Investment expert Mellody Hobson and her husband, filmmaker George Lucas of Star Wars fame, are donating $25 million to the University of Chicago Lab Schools to construct an arts building. Hobson is a longtime supporter of education in Chicago.
First Microsoft, now… e-condoms? The Bill & Melinda Gates Foundation recently put out a call to design a better condom. The designs they got back were certainly creative.
The latest “What If?” from cartoonist Randall Munroe asks: “Has humanity produced enough paint to cover all the land on Planet Earth?”
Andrew Solomon takes a fresh look at the impact of culture on mental health in this essay for Esquire, sharing his experience with a Senegalese ritual to treat depression. Solomon also wrote an article for The New Yorker this week about Peter Lanza, the father of the Sandy Hook shooter.
Speaking of Solomon, he and Elizabeth Gilbert have both been nominated for the Wellcome Prize, an annual book award for works that explore medical themes. Gilbert’s latest book, The Signature of All Things, and Solomon’s Far From the Tree are two of the six nominated books. Another TEDster, Oliver Sacks, was also nominated.

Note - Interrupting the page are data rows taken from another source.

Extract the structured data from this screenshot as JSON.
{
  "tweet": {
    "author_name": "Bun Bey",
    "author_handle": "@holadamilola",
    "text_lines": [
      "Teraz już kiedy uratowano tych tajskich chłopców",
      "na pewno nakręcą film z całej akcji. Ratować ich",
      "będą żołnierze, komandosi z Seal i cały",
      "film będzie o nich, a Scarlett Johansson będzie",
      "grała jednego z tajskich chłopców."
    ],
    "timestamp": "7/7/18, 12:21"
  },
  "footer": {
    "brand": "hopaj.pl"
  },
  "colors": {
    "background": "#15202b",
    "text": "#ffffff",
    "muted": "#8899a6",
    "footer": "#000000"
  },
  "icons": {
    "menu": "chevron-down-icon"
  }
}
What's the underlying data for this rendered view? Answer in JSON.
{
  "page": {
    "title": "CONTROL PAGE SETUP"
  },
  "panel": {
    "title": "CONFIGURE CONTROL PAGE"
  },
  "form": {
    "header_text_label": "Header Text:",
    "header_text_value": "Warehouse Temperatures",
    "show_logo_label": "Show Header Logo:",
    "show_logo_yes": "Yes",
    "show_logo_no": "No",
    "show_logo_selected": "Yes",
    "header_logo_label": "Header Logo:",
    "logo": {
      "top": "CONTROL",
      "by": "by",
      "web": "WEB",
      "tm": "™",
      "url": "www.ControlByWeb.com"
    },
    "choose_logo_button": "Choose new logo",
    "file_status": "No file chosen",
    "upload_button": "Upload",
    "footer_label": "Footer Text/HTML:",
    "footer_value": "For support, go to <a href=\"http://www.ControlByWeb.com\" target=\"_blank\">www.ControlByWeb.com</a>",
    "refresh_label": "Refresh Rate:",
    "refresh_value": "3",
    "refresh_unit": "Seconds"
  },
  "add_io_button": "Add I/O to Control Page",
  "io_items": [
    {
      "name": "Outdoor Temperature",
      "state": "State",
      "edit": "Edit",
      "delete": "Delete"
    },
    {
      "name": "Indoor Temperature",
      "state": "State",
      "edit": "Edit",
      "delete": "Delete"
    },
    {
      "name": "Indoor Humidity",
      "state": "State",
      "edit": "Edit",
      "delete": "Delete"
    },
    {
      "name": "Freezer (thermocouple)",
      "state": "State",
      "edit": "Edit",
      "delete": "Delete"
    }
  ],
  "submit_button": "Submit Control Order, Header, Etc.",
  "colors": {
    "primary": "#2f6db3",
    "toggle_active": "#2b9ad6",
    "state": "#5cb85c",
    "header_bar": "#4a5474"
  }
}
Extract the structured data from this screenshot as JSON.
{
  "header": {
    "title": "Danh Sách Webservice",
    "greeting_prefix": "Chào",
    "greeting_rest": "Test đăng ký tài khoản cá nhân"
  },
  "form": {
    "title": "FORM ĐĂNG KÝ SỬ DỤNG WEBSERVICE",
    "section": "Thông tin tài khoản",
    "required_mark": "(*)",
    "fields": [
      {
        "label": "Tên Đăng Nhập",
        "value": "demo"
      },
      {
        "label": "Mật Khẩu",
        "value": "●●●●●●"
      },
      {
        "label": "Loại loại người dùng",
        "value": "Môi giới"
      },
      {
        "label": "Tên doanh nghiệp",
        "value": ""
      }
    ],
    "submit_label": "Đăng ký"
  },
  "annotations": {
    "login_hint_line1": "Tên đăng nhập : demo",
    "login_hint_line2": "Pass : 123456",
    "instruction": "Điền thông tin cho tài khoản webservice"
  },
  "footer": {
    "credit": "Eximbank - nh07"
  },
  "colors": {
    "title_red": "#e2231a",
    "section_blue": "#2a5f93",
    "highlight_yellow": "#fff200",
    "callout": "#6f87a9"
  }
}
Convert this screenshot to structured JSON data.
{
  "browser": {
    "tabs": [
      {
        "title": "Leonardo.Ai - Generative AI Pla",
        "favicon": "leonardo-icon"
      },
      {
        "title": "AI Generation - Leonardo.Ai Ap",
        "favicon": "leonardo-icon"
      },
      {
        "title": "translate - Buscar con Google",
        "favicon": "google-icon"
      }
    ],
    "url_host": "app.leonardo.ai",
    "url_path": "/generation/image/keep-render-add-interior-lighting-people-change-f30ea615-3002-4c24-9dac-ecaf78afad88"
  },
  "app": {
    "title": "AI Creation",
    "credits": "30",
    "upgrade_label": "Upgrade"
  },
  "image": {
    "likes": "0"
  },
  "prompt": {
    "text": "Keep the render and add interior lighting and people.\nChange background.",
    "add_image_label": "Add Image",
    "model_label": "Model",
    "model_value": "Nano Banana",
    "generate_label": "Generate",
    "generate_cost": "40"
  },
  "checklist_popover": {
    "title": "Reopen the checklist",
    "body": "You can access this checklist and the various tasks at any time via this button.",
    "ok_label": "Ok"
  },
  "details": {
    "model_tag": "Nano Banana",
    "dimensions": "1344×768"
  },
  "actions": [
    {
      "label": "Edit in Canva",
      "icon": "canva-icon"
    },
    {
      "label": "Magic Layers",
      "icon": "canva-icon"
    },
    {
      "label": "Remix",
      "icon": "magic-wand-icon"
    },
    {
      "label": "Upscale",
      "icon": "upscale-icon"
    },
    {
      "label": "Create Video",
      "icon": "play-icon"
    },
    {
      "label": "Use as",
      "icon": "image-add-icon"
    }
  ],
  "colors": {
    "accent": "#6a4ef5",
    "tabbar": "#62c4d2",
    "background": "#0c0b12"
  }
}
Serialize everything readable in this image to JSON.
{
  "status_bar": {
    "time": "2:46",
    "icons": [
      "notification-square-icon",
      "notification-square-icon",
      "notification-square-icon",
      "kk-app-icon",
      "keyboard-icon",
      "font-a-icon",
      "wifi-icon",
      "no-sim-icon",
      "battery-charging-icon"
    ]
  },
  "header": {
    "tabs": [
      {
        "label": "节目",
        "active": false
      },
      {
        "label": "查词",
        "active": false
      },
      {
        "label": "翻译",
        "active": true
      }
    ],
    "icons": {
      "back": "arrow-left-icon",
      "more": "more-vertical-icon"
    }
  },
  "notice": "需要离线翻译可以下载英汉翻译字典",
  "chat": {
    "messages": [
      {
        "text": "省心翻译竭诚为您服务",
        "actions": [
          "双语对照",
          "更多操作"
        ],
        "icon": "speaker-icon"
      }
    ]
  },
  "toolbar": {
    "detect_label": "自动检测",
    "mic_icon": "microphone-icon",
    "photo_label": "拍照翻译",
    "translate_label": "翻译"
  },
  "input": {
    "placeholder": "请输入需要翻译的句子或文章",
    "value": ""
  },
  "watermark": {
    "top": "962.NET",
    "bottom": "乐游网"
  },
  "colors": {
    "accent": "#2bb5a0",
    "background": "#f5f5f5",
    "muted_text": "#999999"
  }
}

Before heading to Vancouver, magician and illusionist Marco Tempest stopped by South by Southwest, the annual music, film and technology conference in Austin, Texas. At the conference, Tempest discussed the future of wearable tech.
The Bill & Melinda Gates Foundation just published the third edition of “Primary Sources,” its study that surveys teacher satisfaction. The survey looked at professional support and educational technology, and found that teachers wished they had more of a platform for their voices to be heard.
Though TED Fellow and film director Jehane Noujaim’s documentary The Square did not win the Oscar for best documentary at the Academy Awards last weekend, the nomination made Noujaim the first Egyptian to be nominated by the Academy. With The Daily Beast, Noujaim discussed the challenges and rewards of creating her political documentary.
Ben Saunders’ recent arctic trek set the record for the longest polar journey on foot, and WIRED took an in-depth look at Saunders’ expedition. The adventurer also discussed his recent trip in an interview with The Telegraph.
Sting sat down with The Chicago Tribune to discuss his new musical, The Last Ship, while he was in town for a concert. The rock star is on a month-long co-headlined tour of the US and Canada with Paul Simon.
Writer Jon Mooallem published an article in last week’s New York Times Magazine about Jacques-André Istel, mayor and founder of a small California town best known as the official center of the world.
And this week, science writer Ed Yong published quite a few fascinating stories. In The Scientist, he describes two studies that made important breakthroughs on plant genomics. For Nature, he examines new drone behavior that enables a fleet of aircrafts to fly in a pattern without central control. And in National Geographic, he discusses new research on “eau de goat,” or the pheromones involved in female goat arousal.